MP • En l’absence de Mauro Poggia dans la course au Conseil d’Etat, c’est le député PLR Philippe Morel qui représentera le MCG. «Si on a accepté qu’il vienne au MCG, c’est qu’on juge et on jauge l’homme depuis près d’un an, explique Mauro Poggia. A travers son envie de défendre les Genevois, il incarne parfaitement la continuité de mon action au gouvernement.»

De son côté, l’ancien directeur du département de chirurgie des Hôpitaux universitaires de Genève (HUG), âgé de 70 ans, ne cache pas sa joie d’être candidat. «Genève traverse une période difficile. Il faut des gens qui rassurent à la barre. Je veux œuvrer pour redonner confiance aux Genevois, les aider à surmonter les incertitudes du lendemain, du type: vais-je toucher mon AVS? Ma fille va-t-elle trouver du travail?»

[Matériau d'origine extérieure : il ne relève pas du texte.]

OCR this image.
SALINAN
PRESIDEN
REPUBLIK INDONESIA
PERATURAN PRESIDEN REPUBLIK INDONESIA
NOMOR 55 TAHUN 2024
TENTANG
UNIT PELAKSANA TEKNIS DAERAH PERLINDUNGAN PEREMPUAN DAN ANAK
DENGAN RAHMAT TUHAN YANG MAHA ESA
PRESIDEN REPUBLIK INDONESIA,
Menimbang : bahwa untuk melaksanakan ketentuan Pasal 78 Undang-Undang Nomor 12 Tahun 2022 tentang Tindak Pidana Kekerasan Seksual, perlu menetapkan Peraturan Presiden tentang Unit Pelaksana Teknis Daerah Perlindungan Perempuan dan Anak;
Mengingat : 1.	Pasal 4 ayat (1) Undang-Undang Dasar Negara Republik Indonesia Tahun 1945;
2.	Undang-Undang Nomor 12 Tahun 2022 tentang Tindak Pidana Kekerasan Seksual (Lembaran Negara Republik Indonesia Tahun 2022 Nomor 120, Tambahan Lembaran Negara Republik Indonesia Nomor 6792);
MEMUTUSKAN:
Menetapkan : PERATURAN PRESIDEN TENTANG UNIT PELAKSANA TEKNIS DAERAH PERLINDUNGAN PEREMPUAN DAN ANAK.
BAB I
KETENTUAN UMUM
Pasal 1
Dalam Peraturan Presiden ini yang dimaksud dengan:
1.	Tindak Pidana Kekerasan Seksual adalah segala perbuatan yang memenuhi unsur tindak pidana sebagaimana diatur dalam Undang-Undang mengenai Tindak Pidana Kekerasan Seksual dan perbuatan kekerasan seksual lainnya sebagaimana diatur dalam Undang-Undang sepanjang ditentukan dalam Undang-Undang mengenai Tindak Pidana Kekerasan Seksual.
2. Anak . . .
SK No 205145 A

Pourquoi ne pas le faire au sein du PLR? «Je désire participer avec un rôle exécutif. J’en ai déjà émis le souhait. Au terme d’un processus démocratique, le PLR ne m’a pas désigné. Aujourd’hui, le MCG m’en offre la possibilité.»

De là à en déduire que c’est par opportunisme que cet ex PDC, un temps dragué par le GEM (Genève en marche) d’Eric Stauffer, atterrit au MCG il n’y a qu’un pas... «Je ne suis pas un opportuniste, tranche le chirurgien. Dans ma carrière professionnelle, j’ai eu des dizaines de propositions pour rejoindre le privé. Je suis resté aux HUG. J’ai eu une vie plus que remplie. Je n’ai plus d’ambition personnelle. Aujourd’hui, je veux contribuer à influencer le cours des choses et venir en aide à la population, en dépassant les clivages gauche/droite.» Reste à convaincre les électeurs d’ici avril 2023.